Une candidature sans complexes
Un autre élément à prendre en compte est que, à l'Eurocontest, comme au Benidorm Fest, le jury et le public marquent. Et là, vu la trajectoire, la position de Nebulossa prête à confusion. « Si, finalement, le paquet est bien présenté sur scène grâce, en partie, à un message bien canalisé, le public pourrait sympathiser et nous surprendre lors du vote télévisé. Une autre histoire est de savoir comment les experts de chaque pays l’évalueraient. Le but est de faire comprendre Zorra dès le premier impact visuel. Pas seulement à travers les paroles, mais au niveau du projet », explique José García, directeur de l'Eurovision-Espagne. Pour le moment, reconnaît-il, il y a place à peaufiner, repenser, reformuler…

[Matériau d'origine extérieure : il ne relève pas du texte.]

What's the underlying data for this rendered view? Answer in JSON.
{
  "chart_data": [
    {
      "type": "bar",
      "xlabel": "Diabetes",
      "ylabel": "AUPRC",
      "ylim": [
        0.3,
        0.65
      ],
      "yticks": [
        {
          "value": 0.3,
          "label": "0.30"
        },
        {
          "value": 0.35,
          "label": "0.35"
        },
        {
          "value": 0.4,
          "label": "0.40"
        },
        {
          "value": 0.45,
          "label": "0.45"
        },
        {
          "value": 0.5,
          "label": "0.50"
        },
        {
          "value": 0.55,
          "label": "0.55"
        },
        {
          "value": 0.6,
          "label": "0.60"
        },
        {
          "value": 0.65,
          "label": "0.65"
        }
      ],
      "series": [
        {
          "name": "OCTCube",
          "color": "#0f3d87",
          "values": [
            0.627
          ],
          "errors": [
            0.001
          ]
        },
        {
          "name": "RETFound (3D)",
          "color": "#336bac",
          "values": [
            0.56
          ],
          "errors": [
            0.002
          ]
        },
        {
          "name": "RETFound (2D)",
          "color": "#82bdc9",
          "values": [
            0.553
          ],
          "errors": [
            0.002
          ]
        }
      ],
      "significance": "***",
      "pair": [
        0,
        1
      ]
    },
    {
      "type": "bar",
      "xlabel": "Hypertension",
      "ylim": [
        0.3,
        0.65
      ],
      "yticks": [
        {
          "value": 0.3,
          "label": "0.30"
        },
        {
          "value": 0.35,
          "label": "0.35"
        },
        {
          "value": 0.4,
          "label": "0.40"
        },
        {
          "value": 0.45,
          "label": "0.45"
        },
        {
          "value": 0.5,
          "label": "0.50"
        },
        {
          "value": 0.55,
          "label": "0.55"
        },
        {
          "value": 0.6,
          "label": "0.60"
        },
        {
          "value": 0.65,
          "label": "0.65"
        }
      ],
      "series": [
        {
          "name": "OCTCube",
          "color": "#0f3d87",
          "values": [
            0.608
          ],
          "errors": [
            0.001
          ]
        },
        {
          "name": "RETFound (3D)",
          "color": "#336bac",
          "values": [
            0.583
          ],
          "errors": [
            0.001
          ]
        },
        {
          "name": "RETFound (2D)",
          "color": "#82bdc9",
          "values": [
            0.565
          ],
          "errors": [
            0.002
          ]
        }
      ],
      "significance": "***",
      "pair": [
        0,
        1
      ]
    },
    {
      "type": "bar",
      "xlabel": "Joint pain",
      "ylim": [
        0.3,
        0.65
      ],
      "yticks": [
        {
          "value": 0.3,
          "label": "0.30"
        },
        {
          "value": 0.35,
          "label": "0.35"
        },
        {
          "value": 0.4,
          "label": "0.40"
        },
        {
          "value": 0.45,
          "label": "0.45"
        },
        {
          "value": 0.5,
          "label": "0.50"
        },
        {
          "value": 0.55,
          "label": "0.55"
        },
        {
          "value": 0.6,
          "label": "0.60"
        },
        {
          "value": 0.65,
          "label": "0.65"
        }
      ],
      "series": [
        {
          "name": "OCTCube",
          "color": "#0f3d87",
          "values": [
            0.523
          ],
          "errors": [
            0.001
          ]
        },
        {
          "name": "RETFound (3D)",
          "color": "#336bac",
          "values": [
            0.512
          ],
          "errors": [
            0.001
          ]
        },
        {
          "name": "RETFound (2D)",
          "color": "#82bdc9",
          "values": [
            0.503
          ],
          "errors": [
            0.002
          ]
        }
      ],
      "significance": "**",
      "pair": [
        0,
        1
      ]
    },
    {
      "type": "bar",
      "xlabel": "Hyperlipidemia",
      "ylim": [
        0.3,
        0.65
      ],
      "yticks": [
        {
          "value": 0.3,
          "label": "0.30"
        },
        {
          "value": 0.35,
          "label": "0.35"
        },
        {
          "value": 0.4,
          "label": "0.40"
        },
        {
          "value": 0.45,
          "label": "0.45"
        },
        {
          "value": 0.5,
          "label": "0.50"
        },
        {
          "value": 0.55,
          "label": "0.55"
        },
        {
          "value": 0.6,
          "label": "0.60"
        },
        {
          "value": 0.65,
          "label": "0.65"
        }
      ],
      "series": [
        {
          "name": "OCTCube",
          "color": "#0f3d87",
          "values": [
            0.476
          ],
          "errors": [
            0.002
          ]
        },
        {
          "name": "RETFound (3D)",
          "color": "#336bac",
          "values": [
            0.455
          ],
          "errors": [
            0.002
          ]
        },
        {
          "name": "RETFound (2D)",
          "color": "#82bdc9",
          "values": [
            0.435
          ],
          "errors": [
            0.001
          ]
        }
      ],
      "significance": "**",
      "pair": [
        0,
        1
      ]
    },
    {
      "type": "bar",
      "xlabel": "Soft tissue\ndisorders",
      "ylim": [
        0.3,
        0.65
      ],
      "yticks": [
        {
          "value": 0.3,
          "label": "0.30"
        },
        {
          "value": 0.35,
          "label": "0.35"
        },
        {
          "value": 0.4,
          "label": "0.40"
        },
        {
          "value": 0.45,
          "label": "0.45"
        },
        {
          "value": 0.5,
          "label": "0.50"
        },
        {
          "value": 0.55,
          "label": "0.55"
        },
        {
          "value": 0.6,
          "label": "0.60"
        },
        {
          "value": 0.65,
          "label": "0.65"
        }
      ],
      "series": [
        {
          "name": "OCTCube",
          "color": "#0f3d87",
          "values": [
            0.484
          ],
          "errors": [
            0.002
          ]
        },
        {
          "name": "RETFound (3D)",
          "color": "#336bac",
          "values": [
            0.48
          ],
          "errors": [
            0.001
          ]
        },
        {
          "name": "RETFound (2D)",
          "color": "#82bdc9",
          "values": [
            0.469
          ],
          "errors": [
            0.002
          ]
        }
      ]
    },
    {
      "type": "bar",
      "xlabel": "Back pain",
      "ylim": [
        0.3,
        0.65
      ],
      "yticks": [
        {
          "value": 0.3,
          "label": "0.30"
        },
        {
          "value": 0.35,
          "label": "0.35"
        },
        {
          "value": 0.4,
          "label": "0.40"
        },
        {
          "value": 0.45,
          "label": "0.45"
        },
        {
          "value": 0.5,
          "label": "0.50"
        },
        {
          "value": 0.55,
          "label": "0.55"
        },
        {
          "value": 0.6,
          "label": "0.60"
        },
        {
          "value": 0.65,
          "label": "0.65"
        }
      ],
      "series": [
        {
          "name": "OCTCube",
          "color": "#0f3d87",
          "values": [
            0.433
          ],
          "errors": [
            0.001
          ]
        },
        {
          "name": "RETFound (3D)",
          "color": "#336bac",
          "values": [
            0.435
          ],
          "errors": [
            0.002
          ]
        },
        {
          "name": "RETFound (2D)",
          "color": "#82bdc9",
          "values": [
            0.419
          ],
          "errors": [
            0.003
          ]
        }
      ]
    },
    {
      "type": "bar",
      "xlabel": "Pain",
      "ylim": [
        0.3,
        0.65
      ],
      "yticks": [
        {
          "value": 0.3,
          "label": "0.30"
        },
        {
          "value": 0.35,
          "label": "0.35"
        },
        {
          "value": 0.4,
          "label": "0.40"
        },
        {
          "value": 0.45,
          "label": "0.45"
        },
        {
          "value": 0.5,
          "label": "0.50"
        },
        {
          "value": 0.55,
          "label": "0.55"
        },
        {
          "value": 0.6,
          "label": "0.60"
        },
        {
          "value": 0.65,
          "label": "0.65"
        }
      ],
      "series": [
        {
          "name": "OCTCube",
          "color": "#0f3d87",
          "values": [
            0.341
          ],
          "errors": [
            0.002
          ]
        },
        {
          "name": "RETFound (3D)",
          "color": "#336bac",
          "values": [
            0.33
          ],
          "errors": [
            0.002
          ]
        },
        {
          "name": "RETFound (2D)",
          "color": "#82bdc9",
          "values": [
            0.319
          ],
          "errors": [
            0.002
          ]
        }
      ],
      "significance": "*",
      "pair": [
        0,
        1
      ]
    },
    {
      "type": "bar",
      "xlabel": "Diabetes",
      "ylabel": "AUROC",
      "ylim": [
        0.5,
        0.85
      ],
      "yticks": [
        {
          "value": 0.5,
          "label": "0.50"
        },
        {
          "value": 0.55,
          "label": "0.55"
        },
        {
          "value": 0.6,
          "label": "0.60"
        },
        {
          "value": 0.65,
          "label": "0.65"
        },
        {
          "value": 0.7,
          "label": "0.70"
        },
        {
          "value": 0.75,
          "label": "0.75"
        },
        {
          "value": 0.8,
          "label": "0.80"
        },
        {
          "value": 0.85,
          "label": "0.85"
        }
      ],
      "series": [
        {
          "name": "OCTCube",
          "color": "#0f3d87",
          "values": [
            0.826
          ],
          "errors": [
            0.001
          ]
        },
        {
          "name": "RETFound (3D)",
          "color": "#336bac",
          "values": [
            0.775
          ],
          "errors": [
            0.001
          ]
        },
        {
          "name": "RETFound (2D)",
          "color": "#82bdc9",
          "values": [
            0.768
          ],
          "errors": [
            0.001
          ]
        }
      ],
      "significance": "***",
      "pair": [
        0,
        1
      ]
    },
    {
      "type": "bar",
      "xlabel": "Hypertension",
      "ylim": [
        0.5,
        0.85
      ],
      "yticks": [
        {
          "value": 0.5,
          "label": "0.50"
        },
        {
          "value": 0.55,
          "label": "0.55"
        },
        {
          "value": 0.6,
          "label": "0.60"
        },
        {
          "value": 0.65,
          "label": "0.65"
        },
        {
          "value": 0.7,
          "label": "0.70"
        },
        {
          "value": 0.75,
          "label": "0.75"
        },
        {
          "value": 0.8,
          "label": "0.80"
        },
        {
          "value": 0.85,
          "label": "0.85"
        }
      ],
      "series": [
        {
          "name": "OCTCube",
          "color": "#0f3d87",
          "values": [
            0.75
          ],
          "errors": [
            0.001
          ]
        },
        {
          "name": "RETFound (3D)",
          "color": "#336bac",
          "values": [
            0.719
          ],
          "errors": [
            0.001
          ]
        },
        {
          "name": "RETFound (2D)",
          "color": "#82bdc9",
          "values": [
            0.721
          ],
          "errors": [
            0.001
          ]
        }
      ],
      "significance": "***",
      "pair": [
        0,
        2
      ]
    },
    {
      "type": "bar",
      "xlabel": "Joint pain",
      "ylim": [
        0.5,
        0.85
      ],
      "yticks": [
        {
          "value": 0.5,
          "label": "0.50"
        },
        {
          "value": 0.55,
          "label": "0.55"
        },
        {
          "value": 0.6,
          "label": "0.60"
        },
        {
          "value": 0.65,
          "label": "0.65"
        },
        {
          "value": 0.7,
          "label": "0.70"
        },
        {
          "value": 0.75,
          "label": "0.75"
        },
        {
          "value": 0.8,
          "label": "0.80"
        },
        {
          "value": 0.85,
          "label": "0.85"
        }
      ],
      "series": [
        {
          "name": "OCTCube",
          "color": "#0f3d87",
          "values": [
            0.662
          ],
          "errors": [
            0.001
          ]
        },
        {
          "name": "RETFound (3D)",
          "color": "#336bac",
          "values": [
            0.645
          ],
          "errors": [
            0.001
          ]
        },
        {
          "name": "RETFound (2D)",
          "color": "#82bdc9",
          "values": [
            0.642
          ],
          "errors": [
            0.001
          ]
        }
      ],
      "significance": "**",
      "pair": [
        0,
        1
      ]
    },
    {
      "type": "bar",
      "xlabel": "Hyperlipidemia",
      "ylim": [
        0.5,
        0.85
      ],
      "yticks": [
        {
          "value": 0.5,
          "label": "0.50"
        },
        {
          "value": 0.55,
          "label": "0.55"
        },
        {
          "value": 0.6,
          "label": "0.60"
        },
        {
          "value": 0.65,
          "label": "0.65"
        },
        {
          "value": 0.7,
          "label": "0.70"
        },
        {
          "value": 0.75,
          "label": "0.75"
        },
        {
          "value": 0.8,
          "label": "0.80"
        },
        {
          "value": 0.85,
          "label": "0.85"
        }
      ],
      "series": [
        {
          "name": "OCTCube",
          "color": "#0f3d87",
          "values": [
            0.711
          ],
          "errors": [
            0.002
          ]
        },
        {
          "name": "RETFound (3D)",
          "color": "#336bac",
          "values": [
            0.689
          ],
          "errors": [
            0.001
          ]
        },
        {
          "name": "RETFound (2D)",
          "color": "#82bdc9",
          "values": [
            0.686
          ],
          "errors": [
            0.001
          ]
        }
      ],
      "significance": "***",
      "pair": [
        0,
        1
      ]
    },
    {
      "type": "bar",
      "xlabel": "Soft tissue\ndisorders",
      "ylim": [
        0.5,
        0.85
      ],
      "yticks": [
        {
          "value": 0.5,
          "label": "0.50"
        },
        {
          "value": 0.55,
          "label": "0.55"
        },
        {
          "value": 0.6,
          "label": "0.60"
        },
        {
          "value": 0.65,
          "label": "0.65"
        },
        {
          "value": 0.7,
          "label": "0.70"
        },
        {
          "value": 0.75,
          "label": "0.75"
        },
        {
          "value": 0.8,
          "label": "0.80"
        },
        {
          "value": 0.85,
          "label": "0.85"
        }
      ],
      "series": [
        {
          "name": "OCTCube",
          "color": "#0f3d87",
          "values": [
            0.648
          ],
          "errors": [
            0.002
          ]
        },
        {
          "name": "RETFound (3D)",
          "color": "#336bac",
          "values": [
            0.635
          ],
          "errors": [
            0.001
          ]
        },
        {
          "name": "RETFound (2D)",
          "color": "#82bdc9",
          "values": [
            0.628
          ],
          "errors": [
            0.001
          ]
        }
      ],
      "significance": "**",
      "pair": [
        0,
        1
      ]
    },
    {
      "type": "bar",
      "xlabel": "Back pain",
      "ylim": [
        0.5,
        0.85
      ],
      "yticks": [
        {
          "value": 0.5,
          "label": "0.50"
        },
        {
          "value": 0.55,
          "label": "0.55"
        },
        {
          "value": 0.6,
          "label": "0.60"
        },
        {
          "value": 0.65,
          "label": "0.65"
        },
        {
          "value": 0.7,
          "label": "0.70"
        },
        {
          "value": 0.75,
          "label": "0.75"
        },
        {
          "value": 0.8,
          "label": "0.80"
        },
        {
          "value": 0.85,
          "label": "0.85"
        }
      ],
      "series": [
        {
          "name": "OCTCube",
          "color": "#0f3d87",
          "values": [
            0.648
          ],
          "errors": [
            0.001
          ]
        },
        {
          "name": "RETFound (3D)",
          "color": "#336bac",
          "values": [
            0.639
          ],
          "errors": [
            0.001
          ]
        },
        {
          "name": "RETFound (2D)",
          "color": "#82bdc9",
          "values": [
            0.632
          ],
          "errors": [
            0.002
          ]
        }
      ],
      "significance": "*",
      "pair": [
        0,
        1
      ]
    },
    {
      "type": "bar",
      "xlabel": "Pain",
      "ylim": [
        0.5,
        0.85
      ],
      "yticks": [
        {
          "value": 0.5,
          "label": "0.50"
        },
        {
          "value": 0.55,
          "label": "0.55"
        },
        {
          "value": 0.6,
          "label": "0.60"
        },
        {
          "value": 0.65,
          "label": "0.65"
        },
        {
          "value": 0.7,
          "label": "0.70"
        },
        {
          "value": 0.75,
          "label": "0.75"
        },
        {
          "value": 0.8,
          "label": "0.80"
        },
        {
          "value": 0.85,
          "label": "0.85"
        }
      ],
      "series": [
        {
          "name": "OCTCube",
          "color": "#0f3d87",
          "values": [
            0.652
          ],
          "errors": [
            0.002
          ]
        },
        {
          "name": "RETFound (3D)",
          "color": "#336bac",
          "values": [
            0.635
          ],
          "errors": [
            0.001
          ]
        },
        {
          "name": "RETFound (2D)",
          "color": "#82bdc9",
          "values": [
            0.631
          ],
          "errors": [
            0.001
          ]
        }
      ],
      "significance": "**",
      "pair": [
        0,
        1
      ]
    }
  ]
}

Laura Ortiz, directrice d'El Euroté, est positive à cet égard. En fait, il y a déjà des étrangers qui chantent « Zorra » avec la passion des Espagnols : « C'est une chanson pop des années 80 qui captive immédiatement. C’est différent et transgressif, il aura de quoi faire parler. « Nebulossa est arrivé pour détruire le mythe selon lequel seuls les jeunes peuvent avoir une place à l'Eurovision. » Et elle insiste : « C’est une femme qui est montée sur scène pour lancer son cri féministe. Qu’ils le comprennent ou non, nous ne devrions pas nous en soucier. J’espère que cela aura le même effet qu’ici. Rarement une candidature aura suscité autant de dévotion.
Dans quelle position sera-t-il ?
A ce stade de la course à l'Eurovision, où à peine une douzaine de participants sont connus, il est difficile de prédire le résultat de Nebulossa. A la fin de cet article, « Zorra » était classé 20ème dans les maisons de paris.. Il faudra cependant attendre que l’affiche complète soit connue pour rendre un verdict. « Nous n’allons pas trop nous soucier de notre résultat. Trouver le quorum et la joie lors de notre élection est merveilleux. Nous allons voir ce qui se passe. Je n'aurais pas aimé vivre une illusion semblable à celle de Blanca Paloma pendant trois mois et être ensuite déçue », déclare Mesa. La justice, cependant, se mouille : « Nous pouvons faire en sorte que l'Europe tombe amoureuse de nous et, pourquoi pas, opter pour un top 10. »
Même si Fernández se montre plus prudent, il ouvre la porte à l’espoir : « Ce n’est pas une option compétitive. Cela dit, le chef de la délégation italienne, Nicola Caligiore, a dit un jour que la clé est de partir avec quelque chose qui nous identifie. Et 'Zorra' est très représentatif. » Une vision que partage Ortiz, qui va un peu plus loin : « C'est tôt, mais cela pourrait convaincre beaucoup de monde. Et peut-être devenir le cheval noir de l’édition. Le temps dira. Même si le plus logique serait peut-être de se limiter à profiter du voyage. Eh bien, comme le concluent García et Benito, c'est le plus intéressant : « Je préfère attendre et voir ce que les autres proposent. Quoi qu’il arrive, nous pouvons être fiers.